By Adam Brumm and Maxime Aubert, Griffith University and Pindi Setiawan, Bandung Technology Institute
Cave paintings in the remote mountains of Borneo have been dated for at least 40,000 years, long before what was thought, according to a study published in Nature Last week.
These works include a painting of what appears to be a local species of wild cattle, which makes it the oldest example of the world of figurative art, that is, an image that looks like what it intends to represent.
This discovery adds to the assembly view that the earliest rock art traditions have not arisen in Europe, the time it was being raised.
Remote rock art
In the 1990s, Indonesian and French archeologists walked into the remote mountains of the interior of eastern Kalimantan, an Indonesian province of Borneo.
In the limestone caves located at the top of the peak of densely sketched peaks, the team discovered a wide variety of prehistoric works, including thousands of manual stencils (negative contours of human hands) and rarer animal paintings.
Surprisingly, apart from the paintings themselves, the team found little other evidence for human occupation in the caves. It seemed that people had made dangerous and long climbs to these chains of chains, especially to create art.
The team proposed that prehistoric works could be divided into at least two phases chronologically different from artistic production.
The first phase is characterized by stencils by hand and large figurative paintings of reddish-orange animals.
Hand styles also characterize the later phase, but these patterns (and associated images) tend to be dark purple ("blackberry"). During this phase, artists also painted designs such as tattoos on the wrists, palms and fingers of some styles, in some cases, hand stencils were intertwined with motifs similar to branches or vines.
Finally, the artists began to portray human figures in their art (see image above).
This surprising discovery raised many questions. What years had the art of the cave? Who created and why?
In the early 2000s the French-Indonesian team dated part of a cave rug formation that grew on top of a hand stencil.
The quality of the sample they dated was not ideal, but their results involved an age of at least 10,000 years for the underlying work.
New dates for ancient art
They now believe that Borneo's works of art are much older than previously thought, according to investigations conducted with colleagues from the National Center for Archaeological Research (ARKENAS) in Jakarta and other Indonesian scientists.
In our article, we inform the dates of the uranium series obtained from calcium carbonate samples collected in association with the rock art of six East Kalimantan sites. This provides the first reliable estimates for the approximate time of rock art production.
The oldest image of rock art is a large reddish orange paint of an animal, similar to the wild banteng that is still found in the forests of Borneo. It has a minimum age of 40,000 years.
To the extent that we can verify that they are the first figurative works dated from the Earth.

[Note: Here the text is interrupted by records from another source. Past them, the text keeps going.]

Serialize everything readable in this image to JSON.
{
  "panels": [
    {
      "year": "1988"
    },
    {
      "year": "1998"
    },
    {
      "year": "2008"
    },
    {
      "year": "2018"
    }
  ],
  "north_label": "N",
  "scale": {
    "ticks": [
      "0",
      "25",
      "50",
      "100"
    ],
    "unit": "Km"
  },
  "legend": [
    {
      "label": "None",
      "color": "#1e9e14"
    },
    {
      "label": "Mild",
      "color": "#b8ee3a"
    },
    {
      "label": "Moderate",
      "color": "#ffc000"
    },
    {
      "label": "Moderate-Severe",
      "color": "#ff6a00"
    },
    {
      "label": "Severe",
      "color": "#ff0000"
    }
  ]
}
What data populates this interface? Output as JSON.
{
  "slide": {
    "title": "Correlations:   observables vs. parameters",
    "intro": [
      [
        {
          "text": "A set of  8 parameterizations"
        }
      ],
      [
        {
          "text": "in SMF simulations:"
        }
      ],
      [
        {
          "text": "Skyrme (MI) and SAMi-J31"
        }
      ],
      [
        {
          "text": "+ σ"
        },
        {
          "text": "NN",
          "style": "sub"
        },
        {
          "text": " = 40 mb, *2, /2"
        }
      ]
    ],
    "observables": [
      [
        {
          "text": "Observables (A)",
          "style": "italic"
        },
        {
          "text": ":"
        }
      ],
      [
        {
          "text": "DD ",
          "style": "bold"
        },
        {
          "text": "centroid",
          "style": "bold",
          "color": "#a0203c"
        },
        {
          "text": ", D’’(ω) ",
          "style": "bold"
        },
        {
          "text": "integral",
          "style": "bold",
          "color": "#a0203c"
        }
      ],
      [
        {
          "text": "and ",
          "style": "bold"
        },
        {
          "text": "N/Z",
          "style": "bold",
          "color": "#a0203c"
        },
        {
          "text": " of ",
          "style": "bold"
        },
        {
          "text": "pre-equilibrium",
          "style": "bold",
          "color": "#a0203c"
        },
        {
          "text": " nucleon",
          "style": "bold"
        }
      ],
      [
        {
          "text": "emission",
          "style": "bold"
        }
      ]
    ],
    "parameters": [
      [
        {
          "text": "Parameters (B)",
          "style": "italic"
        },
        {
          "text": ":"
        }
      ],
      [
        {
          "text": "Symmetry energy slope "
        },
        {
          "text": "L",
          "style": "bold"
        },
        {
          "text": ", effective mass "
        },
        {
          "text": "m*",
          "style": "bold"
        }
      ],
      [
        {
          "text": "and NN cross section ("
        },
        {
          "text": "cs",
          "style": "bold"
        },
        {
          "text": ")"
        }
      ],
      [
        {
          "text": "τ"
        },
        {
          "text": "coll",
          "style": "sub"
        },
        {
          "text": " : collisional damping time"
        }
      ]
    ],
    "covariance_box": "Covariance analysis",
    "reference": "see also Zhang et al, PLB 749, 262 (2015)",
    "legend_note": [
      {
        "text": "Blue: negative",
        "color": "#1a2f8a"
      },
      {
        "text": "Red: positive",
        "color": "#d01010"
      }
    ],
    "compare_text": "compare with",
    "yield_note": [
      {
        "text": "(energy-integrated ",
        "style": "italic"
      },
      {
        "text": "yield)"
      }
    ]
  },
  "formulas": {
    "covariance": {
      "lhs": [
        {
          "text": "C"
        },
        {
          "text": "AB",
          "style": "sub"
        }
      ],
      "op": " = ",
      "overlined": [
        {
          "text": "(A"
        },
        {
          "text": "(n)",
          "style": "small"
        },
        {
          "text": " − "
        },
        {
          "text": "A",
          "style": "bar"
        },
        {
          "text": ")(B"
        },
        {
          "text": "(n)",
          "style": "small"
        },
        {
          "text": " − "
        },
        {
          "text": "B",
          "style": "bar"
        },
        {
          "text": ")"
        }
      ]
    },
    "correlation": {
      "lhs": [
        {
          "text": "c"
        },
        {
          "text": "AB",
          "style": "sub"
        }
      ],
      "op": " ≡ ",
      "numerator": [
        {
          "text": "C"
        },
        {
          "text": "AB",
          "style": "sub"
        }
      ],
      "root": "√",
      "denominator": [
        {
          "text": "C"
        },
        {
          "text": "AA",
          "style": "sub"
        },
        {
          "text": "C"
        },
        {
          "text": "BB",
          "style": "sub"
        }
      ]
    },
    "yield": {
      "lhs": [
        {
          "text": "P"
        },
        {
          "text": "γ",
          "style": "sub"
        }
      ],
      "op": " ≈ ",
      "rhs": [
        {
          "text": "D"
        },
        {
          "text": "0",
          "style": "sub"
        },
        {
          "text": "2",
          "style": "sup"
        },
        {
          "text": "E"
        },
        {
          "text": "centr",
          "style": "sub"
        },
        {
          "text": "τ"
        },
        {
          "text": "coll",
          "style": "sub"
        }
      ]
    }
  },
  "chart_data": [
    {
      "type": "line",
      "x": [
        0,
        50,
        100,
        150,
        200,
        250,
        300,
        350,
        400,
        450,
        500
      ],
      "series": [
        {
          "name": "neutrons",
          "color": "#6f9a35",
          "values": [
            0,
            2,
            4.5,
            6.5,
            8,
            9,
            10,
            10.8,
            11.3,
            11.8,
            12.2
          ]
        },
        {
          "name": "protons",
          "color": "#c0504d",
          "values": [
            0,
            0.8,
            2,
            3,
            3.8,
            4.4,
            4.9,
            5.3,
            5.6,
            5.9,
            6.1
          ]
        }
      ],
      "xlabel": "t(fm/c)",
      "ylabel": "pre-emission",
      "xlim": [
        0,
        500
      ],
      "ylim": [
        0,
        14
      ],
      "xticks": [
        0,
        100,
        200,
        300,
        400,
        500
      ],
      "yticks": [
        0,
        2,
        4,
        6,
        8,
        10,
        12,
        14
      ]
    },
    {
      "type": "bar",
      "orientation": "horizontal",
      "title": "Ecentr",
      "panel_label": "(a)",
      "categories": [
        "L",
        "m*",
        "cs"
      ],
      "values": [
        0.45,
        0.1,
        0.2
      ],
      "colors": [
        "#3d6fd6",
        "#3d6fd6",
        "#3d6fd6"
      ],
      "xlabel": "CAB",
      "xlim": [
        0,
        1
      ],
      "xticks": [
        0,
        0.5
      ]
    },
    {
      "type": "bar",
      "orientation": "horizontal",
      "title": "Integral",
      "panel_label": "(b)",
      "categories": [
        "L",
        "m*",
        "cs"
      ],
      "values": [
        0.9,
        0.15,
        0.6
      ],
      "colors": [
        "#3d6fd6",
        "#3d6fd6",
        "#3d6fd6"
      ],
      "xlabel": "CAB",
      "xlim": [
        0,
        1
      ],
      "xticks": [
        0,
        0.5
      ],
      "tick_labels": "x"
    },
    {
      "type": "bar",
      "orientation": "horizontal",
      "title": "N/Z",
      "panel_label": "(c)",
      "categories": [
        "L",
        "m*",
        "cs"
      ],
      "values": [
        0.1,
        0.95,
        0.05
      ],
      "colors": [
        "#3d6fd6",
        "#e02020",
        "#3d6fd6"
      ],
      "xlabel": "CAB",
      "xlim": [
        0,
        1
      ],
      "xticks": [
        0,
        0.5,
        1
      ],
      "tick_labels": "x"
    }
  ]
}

The staggered red-eye artwork was similar in age, suggesting that the first rock art style appeared between 52,000 and 40,000 years ago.
Older mulberry paints, including decorated hand stencils, date back approximately 21,000-20,000 years ago. A human mulberry figure has been created for at least 13,600 years.
Our dating implies that there was an important change about 20,000 years ago within the cave culture of Borneo art. It was during the Last Glacial Maximum (LGM), a time when the ice sheets were in its greatest extent and the ice age was the most extreme.
Maybe life in this tough world stimulates new forms of cultural innovation.
Or perhaps the mountains of eastern Kalimantan have become a refuge for people fleeing the environmental changes generated by the LGM, increasing the size of the population and instigating the social pressures that have provoked new forms of intergroup communication, including art.
In 2014 we revealed that a similar rock art appeared in the caves of Maros de Sulawesi around 40,000 years ago.
Sulawesi is adjacent to Borneo and has never been connected to the Eurasian continent. This great island is a vital step between Asia and Australia.
Our latest discovery suggests that rock art extends from Borneo to Sulawesi and other new worlds beyond Eurasia, perhaps arriving with the first people to colonize Australia.
Two areas of Palaeolithic artistic innovation
The geo-ice region of France and Spain has been seen as the global center for cave development due to impressive animal paintings known in this area.
But while Borneo was the third largest island in the world, most of the ice age was connected by low sea levels to the vast continental region of Eurasia. Borneo and Europe were opposite extremities of this land mass.
Therefore, it now seems that two provinces of precocious rock art existed in a similar time in the remote corners of Paleolithic Eurasia: one in Indonesia and one in Europe.
A recent study suggests that the Neanderthals were doing rock art in Spain 65,000 years ago, but there are good reasons to question this statement.
Of course, it is possible that the first modern human rock arose in Africa and was introduced in Eurasia by subsequent migrations of our species.
Alternatively, Indonesia and Europe can be separate areas of innovation where rock art on ice has emerged independently; If so, it is possible that early cave paintings can be found in Southeast Asia more than in Europe.
Adhi Agus Oktaviana, a researcher in archeology and rock art of ARKENAS, contributed to this article.